I still think the original game is a perfect example of style over substance and is a title most people are unlikely to enjoy for longer than 20 minutes...but that's just me. C-Smash VRS is well worth checking out if - unlike me - you can afford to purchase a PS VR2. I'll be spending that particular wad of cash on heating a single room in my house for around 45 minutes next November. Sigh.

Once again, do follow C-Smash VRS updates on Twitter and on the dedicated website. Thanks to Jörg, Andrew, Benjamin, Jon, Poorvi, Lost in Cult, everyone who chatted to me and who I didn't get the name of at the event, Danny Russell from Sega, and Pcwzrd for pre-empting my article on the inevitable u-turn in opinion.

It's me again. But animated.


As a sort of footnote (or, um, postscript) to this article, I do have something of a mini announcement to make. This report will most likely be my last post here at the Junkyard for a while/ever. That’s because after much deliberation and an aborted attempt to 'retire' back in 2018 (and almost 20 years running this blog), I have decided that the time has come to hand over the day-to-day running of this most sacred of junkyards to one of my learned and esteemed colleagues. His name is Lewis Cox, and I have every confidence that he will continue to populate this place with the usual high quality long form investigations, news snippets and podcasts that many of you have come to expect. 

Remember this header? Memories...

Supported by the rest of the super-talented and ever-humble crew of reprobates who still hang around this little corner of the internet, I’m sure the transition of 'power' will hardly be noticed. So it is, with some fondness and more than my fair share of sleepless nights, laughs and behind the scenes dramas, that I sign off from my tenure as 'Stig of the Junkyard' and allow Lewis to shape this place in whatever way he sees fit. If you want to follow my adventures with old motorbikes you can find my zero production value YouTube channel here (no obligation...in fact it's probably best if you don't).

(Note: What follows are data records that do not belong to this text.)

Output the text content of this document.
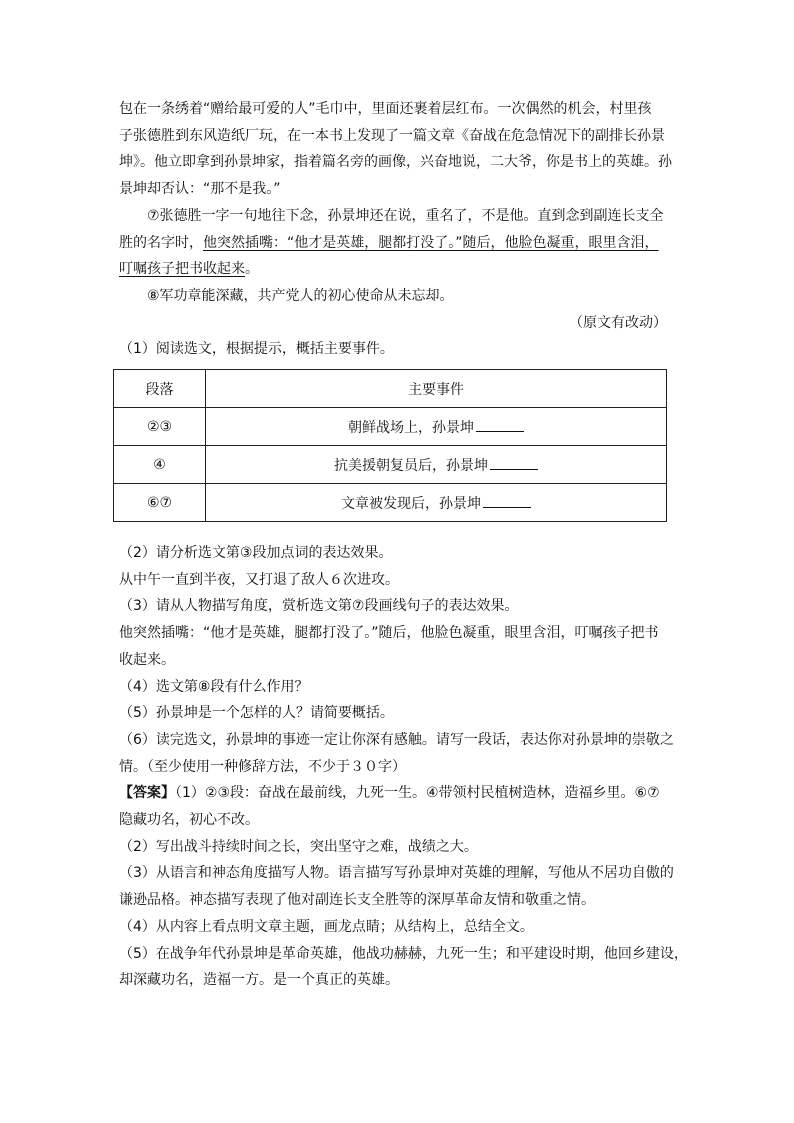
包在一条绣着“赠给最可爱的人”毛巾中，里面还裹着层红布。一次偶然的机会，村里孩

子张德胜到东风造纸厂玩，在一本书上发现了一篇文章《奋战在危急情况下的副排长孙景

坤》。他立即拿到孙景坤家，指着篇名旁的画像，兴奋地说，二大爷，你是书上的英雄。孙

景坤却否认：“那不是我。”

⑦张德胜一字一句地往下念，孙景坤还在说，重名了，不是他。直到念到副连长支全

胜的名字时，他突然插嘴：“他才是英雄，腿都打没了。”随后，他脸色凝重，眼里含泪，

叮嘱孩子把书收起来。

⑧军功章能深藏，共产党人的初心使命从未忘却。

（原文有改动）

（1）阅读选文，根据提示，概括主要事件。

段落	主要事件
②③	朝鲜战场上，孙景坤
④	抗美援朝复员后，孙景坤
⑥⑦	文章被发现后，孙景坤

（2）请分析选文第③段加点词的表达效果。

从中午一直到半夜，又打退了敌人６次进攻。

（3）请从人物描写角度，赏析选文第⑦段画线句子的表达效果。

他突然插嘴：“他才是英雄，腿都打没了。”随后，他脸色凝重，眼里含泪，叮嘱孩子把书

收起来。

（4）选文第⑧段有什么作用？

（5）孙景坤是一个怎样的人？请简要概括。

（6）读完选文，孙景坤的事迹一定让你深有感触。请写一段话，表达你对孙景坤的崇敬之

情。（至少使用一种修辞方法，不少于３０字）

【答案】（1）②③段：奋战在最前线，九死一生。④带领村民植树造林，造福乡里。⑥⑦

隐藏功名，初心不改。

（2）写出战斗持续时间之长，突出坚守之难，战绩之大。

（3）从语言和神态角度描写人物。语言描写写孙景坤对英雄的理解，写他从不居功自傲的

谦逊品格。神态描写表现了他对副连长支全胜等的深厚革命友情和敬重之情。

（4）从内容上看点明文章主题，画龙点睛；从结构上，总结全文。

（5）在战争年代孙景坤是革命英雄，他战功赫赫，九死一生；和平建设时期，他回乡建设，

却深藏功名，造福一方。是一个真正的英雄。
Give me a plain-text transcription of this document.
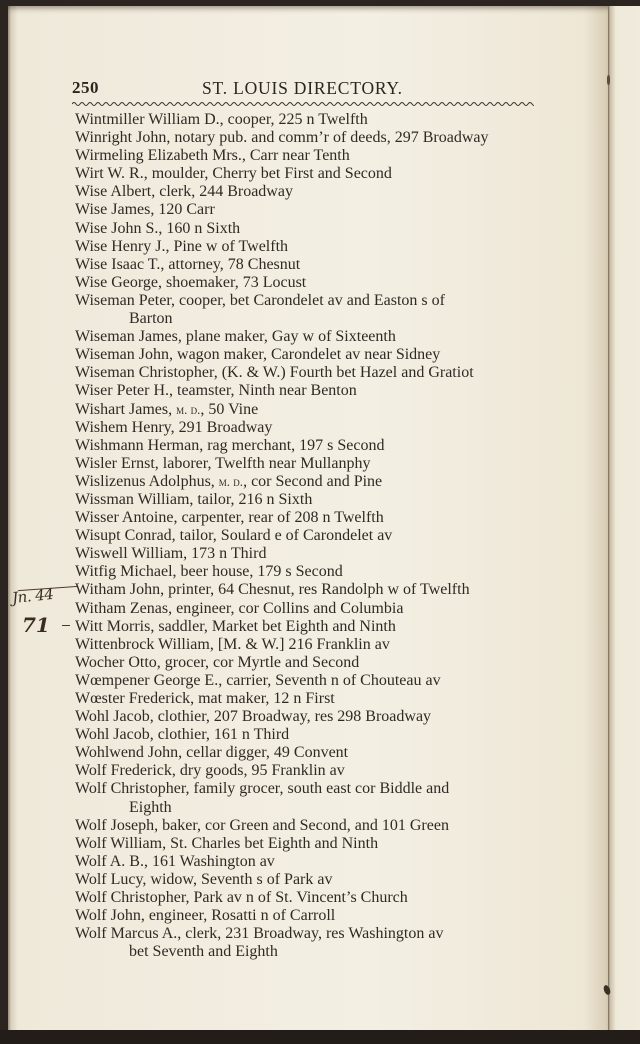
250	ST. LOUIS DIRECTORY.
Jn. 44
71
Wintmiller William D., cooper, 225 n Twelfth
Winright John, notary pub. and comm’r of deeds, 297 Broadway
Wirmeling Elizabeth Mrs., Carr near Tenth
Wirt W. R., moulder, Cherry bet First and Second
Wise Albert, clerk, 244 Broadway
Wise James, 120 Carr
Wise John S., 160 n Sixth
Wise Henry J., Pine w of Twelfth
Wise Isaac T., attorney, 78 Chesnut
Wise George, shoemaker, 73 Locust
Wiseman Peter, cooper, bet Carondelet av and Easton s of
Barton
Wiseman James, plane maker, Gay w of Sixteenth
Wiseman John, wagon maker, Carondelet av near Sidney
Wiseman Christopher, (K. & W.) Fourth bet Hazel and Gratiot
Wiser Peter H., teamster, Ninth near Benton
Wishart James, m. d., 50 Vine
Wishem Henry, 291 Broadway
Wishmann Herman, rag merchant, 197 s Second
Wisler Ernst, laborer, Twelfth near Mullanphy
Wislizenus Adolphus, m. d., cor Second and Pine
Wissman William, tailor, 216 n Sixth
Wisser Antoine, carpenter, rear of 208 n Twelfth
Wisupt Conrad, tailor, Soulard e of Carondelet av
Wiswell William, 173 n Third
Witfig Michael, beer house, 179 s Second
Witham John, printer, 64 Chesnut, res Randolph w of Twelfth
Witham Zenas, engineer, cor Collins and Columbia
Witt Morris, saddler, Market bet Eighth and Ninth
Wittenbrock William, [M. & W.] 216 Franklin av
Wocher Otto, grocer, cor Myrtle and Second
Wœmpener George E., carrier, Seventh n of Chouteau av
Wœster Frederick, mat maker, 12 n First
Wohl Jacob, clothier, 207 Broadway, res 298 Broadway
Wohl Jacob, clothier, 161 n Third
Wohlwend John, cellar digger, 49 Convent
Wolf Frederick, dry goods, 95 Franklin av
Wolf Christopher, family grocer, south east cor Biddle and
Eighth
Wolf Joseph, baker, cor Green and Second, and 101 Green
Wolf William, St. Charles bet Eighth and Ninth
Wolf A. B., 161 Washington av
Wolf Lucy, widow, Seventh s of Park av
Wolf Christopher, Park av n of St. Vincent’s Church
Wolf John, engineer, Rosatti n of Carroll
Wolf Marcus A., clerk, 231 Broadway, res Washington av
bet Seventh and Eighth
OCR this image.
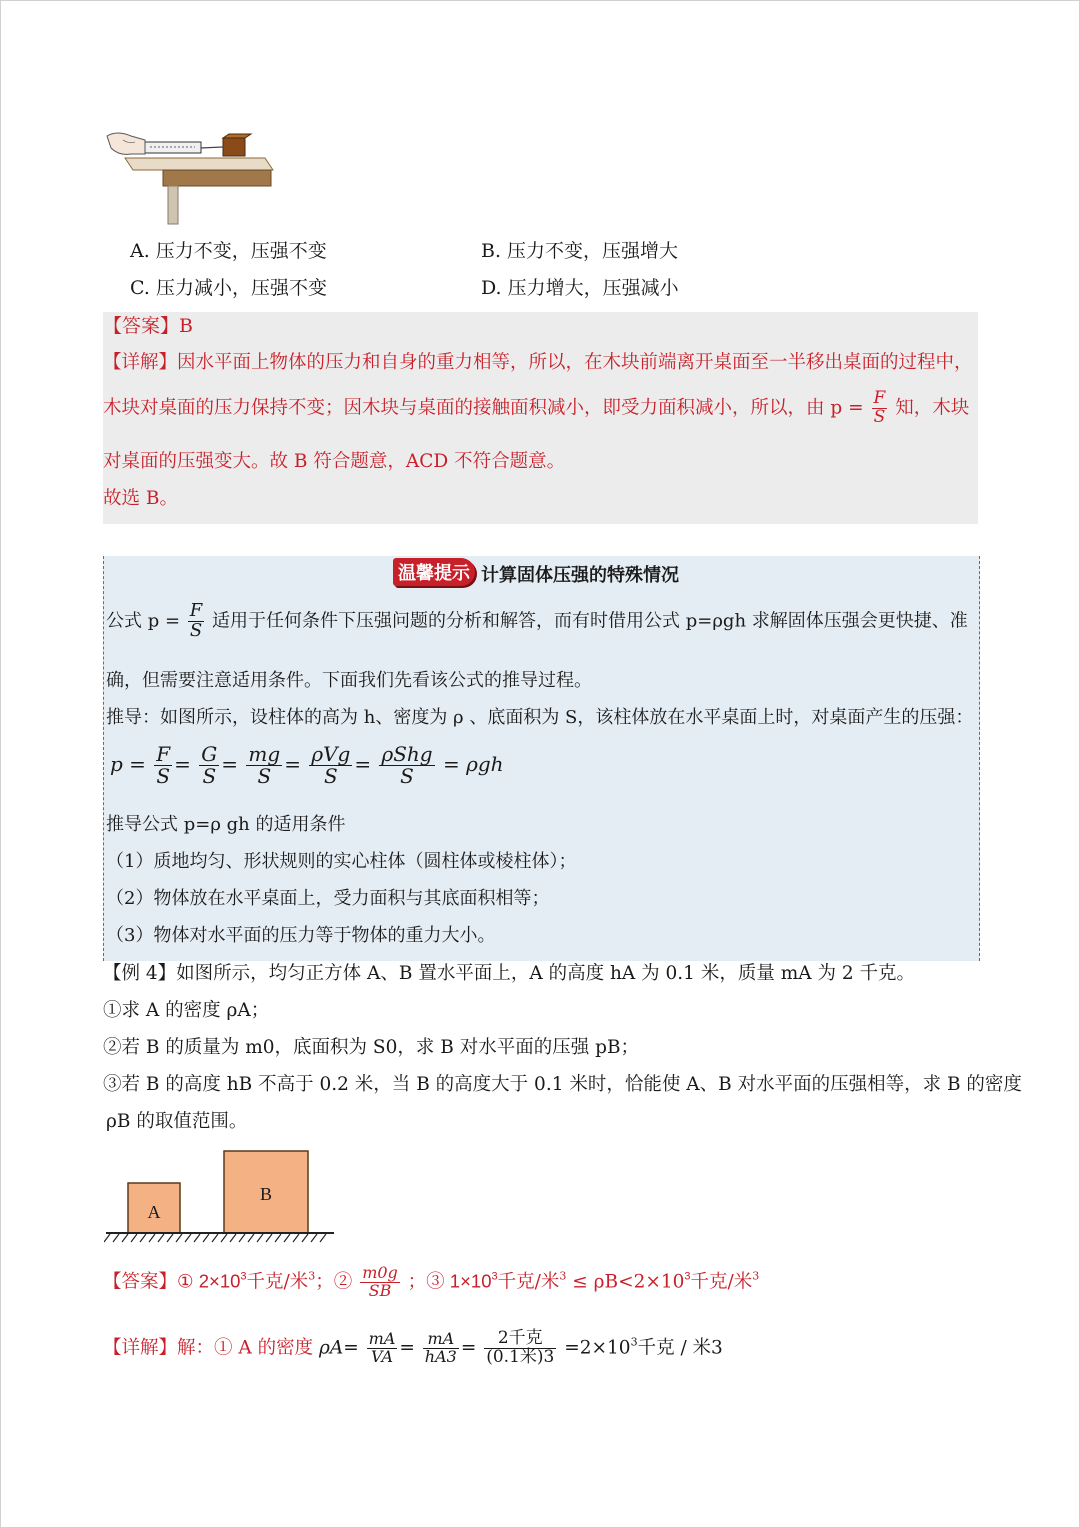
A. 压力不变，压强不变	B. 压力不变，压强增大
C. 压力减小，压强不变	D. 压力增大，压强减小
【答案】B
【详解】因水平面上物体的压力和自身的重力相等，所以，在木块前端离开桌面至一半移出桌面的过程中，
木块对桌面的压力保持不变；因木块与桌面的接触面积减小，即受力面积减小，所以，由 $p = \frac{F}{S}$ 知，木块
对桌面的压强变大。故 B 符合题意，ACD 不符合题意。
故选 B。
温馨提示 计算固体压强的特殊情况
公式 $p = \frac{F}{S}$ 适用于任何条件下压强问题的分析和解答，而有时借用公式 p=ρgh 求解固体压强会更快捷、准
确，但需要注意适用条件。下面我们先看该公式的推导过程。
推导：如图所示，设柱体的高为 h、密度为 ρ 、底面积为 S，该柱体放在水平桌面上时，对桌面产生的压强：
$p = \frac{F}{S} = \frac{G}{S} = \frac{mg}{S} = \frac{\text{ρVg}}{S} = \frac{\text{ρShg}}{S} = \rho gh$
推导公式 p=ρ gh 的适用条件
（1）质地均匀、形状规则的实心柱体（圆柱体或棱柱体）；
（2）物体放在水平桌面上，受力面积与其底面积相等；
（3）物体对水平面的压力等于物体的重力大小。
【例 4】如图所示，均匀正方体 A、B 置水平面上，A 的高度 hA 为 0.1 米，质量 mA 为 2 千克。
①求 A 的密度 ρA；
②若 B 的质量为 m0，底面积为 S0，求 B 对水平面的压强 pB；
③若 B 的高度 hB 不高于 0.2 米，当 B 的高度大于 0.1 米时，恰能使 A、B 对水平面的压强相等，求 B 的密度
ρB 的取值范围。
A
B
【答案】① $2\times 10^3$千克/米$^3$；② $\frac{m0g}{SB}$ ；③ $1\times 10^3$千克/米$^3 \le \rho B<2\times 10^3$千克/米$^3$
【详解】解：① A 的密度 $\rho A= \frac{mA}{VA} = \frac{mA}{hA3} = \frac{\text{2千克}}{\text{(0.1米)3}} =2\times 10^3$千克 / 米3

But for now it's adios amigos, and thanks for all the fish...I'm off to catch a Cosmic Bus.


DepecheSA said...

Great article Tom. As someone who has been a long time reader of The Dreamcast Junkyard I'm sad to see you go but appreciate all the hard work that you've put into making this website one of my favorites to visit. Best of luck for the future.

pcwzrd13 said...

I knew it! My prediction was right! I'm like a modern-day Nostradamus! :-P Very much looking forward to trying it myself, especially now that it has the Tom Charnock stamp of approval. lol

Also, I don't believe you for one second that this is your last article. You can't leave the Junkyard, Tom. Plot twist: You ARE the Junkyard! *maniacal laughter off in the distance*

Laurence Goodchild said...

Did you really have to bow out with such an exquisite piece of writing Tom? You've set the bar too high! TOO. DAMN. HIGH.

Tom Charnock said...

Thanks Lozz. The time has come to just stop, it's been a long time coming! Thanks DepecheSA and PC - I'll probably end up starting some new venture in the future when I can find somebody in the same timezone to work with on my plans...

Pizza Hotline said...

The press event looked rad. I love how fast this article was turned around, I just bagged my copy of Edge to carry on the read! Tom, this is definatley your best writing I've sampled to date. Thanks for pouring so much of your free time into this incredible blog over the years. Long may it continue 🌀!

DCGX said...

I'm very interested to try this in VR. The original Cosmic Smash can be very zen at times, and that's on a flat screen, so I can only imagine how lost in trance VR is.

Tom no, say it ain't so! I've always enjoyed your writing and inspired articles. Hopefully you'll still pop up in the comments from time to time. All the best to you.

Lewis Cox said...

What an article to sign off with, truly excellent, Tom.

Your legacy with The Dreamcast Junkyard is not one to be scoffed at, so it’s sad to see you stepping down. But I’m not letting you go for good! Feel free to come back and put up articles whenever you like!